Rather, she’s got an iron uterus, having never suffered such an onslaught of psychotic male attention in all her mentally stable days! Or, at least, none that she cares to serve up publicly.

She only ever serves up other people’s traumas publicly.

And for such courage, as well as her willingness to speak for, and over, those with less power than herself, I salute her!

After all, why should Professors be held to the same professional standards as Therapists and Medical Professionals by students paying $50,000+ a year? The very idea is infantilizing to all grown-ups everywhere!

And so, I hail Kipnis and her rousing, pom-pom performance for the old-boys’ club that is academia. I was really worried for a second that it might actually die off. But thanks to Kipnis’ new Estroven regimen, I now know that there’s not a chance.

Stay free, Kipnis. Stay true. Stay privileged!

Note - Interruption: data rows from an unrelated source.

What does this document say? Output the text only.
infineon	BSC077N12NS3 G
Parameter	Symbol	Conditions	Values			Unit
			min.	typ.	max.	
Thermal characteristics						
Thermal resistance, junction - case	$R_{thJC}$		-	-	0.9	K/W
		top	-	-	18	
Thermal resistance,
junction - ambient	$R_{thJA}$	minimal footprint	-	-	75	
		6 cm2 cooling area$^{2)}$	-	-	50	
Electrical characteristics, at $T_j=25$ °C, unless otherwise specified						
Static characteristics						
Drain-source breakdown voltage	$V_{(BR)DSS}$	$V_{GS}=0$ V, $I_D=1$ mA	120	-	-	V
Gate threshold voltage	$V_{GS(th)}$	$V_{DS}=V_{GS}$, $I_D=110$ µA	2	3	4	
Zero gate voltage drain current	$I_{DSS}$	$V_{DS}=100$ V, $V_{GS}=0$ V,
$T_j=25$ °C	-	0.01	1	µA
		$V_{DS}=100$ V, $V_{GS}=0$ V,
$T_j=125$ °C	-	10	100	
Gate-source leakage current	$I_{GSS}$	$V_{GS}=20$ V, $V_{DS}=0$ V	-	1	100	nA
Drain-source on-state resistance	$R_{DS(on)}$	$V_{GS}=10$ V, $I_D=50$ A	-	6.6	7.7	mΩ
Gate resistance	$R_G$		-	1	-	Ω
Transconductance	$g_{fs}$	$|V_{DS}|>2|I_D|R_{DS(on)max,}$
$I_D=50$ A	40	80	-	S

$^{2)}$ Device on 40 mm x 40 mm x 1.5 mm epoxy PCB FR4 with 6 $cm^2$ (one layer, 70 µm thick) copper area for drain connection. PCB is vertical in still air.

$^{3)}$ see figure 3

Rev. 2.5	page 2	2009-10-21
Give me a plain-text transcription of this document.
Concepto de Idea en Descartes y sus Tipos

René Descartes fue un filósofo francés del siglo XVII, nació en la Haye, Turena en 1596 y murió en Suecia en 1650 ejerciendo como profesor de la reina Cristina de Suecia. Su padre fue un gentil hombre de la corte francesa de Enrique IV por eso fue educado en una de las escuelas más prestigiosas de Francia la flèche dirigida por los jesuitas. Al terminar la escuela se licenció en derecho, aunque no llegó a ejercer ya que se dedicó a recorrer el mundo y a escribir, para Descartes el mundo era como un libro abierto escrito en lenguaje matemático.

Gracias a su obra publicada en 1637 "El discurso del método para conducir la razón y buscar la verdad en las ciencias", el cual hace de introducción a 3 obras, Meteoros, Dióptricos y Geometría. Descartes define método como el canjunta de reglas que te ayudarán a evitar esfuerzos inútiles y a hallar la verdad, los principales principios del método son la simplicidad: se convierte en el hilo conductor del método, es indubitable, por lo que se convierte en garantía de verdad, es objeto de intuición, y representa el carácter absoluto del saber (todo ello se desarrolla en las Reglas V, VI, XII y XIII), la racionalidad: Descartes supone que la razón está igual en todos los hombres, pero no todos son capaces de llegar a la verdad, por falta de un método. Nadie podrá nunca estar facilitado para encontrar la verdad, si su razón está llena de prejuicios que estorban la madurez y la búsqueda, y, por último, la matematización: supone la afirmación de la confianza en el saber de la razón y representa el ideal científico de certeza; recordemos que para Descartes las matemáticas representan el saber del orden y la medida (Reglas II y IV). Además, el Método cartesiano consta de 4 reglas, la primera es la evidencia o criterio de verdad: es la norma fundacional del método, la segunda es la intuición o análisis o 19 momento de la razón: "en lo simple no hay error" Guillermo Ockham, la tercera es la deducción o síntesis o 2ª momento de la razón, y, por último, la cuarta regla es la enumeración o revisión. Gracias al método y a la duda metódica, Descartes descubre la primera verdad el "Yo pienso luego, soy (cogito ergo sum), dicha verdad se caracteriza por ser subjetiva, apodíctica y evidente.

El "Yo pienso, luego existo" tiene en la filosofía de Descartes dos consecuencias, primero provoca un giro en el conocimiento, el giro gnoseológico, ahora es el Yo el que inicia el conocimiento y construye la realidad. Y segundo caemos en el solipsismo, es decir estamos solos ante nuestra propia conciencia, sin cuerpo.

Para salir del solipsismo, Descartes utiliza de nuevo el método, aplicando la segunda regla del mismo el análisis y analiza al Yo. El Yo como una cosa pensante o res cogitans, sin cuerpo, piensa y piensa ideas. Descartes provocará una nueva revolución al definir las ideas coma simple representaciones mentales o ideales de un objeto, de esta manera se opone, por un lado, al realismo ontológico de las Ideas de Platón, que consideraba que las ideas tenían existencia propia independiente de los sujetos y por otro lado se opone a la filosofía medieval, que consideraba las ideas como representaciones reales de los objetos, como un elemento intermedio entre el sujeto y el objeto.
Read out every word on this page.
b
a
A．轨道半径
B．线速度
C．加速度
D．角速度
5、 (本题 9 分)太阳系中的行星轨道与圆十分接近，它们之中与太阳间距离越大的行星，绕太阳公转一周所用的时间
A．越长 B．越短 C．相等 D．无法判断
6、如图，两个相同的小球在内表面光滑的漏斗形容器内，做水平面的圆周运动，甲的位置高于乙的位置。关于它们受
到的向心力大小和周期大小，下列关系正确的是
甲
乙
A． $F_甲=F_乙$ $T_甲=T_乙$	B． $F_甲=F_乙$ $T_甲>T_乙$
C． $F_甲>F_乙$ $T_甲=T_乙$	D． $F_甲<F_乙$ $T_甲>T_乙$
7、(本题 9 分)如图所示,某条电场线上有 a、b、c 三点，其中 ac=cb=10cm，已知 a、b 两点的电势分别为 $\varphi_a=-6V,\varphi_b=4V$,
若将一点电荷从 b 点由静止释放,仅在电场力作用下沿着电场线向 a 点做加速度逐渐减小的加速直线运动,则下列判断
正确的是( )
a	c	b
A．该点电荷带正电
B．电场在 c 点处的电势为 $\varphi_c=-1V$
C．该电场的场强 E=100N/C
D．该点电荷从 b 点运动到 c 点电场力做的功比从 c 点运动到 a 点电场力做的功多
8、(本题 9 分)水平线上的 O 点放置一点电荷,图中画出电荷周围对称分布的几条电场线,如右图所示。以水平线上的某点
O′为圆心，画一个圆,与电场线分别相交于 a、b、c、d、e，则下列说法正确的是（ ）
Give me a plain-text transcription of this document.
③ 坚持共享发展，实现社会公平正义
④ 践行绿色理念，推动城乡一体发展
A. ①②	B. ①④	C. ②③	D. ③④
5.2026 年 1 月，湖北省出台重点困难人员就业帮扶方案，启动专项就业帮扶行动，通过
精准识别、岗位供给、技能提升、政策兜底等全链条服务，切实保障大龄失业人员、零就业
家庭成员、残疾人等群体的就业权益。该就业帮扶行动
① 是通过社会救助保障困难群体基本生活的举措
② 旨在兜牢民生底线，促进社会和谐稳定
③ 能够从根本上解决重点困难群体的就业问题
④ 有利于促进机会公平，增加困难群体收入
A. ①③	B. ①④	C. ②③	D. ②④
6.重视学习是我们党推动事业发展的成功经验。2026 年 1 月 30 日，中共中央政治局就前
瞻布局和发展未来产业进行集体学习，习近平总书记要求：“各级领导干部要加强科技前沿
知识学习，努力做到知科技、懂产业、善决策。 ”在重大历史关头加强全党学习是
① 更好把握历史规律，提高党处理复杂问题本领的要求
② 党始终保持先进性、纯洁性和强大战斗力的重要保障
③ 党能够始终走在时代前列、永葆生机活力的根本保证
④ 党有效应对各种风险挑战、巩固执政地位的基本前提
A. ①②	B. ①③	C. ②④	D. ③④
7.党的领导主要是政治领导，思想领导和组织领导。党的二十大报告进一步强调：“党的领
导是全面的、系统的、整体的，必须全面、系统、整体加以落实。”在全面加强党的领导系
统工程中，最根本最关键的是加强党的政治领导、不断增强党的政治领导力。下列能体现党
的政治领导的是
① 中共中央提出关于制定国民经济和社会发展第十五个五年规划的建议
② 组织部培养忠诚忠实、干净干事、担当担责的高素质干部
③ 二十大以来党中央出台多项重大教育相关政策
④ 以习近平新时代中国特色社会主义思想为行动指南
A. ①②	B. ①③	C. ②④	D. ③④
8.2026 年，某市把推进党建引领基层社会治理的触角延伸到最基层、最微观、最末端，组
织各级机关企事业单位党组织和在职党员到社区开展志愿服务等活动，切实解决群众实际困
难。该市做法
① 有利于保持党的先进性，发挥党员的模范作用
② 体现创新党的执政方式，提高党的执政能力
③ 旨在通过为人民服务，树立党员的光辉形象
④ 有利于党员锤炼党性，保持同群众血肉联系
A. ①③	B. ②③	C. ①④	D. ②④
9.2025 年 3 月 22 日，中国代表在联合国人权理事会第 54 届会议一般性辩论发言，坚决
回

And don’t ever let your own students’ experiences sway you. After all, it’s your job to teach them (the hysterical child-sissies), not the other way around! Your brave fight is the stuff of which ballads are made, Sister.

The System works

                        Cuz I got Mine.

                        My Solidarity extends

                        Only as far as My own Behind.

Update: Northwestern has issued a notably unenlightening statement about recent sexual assault findings.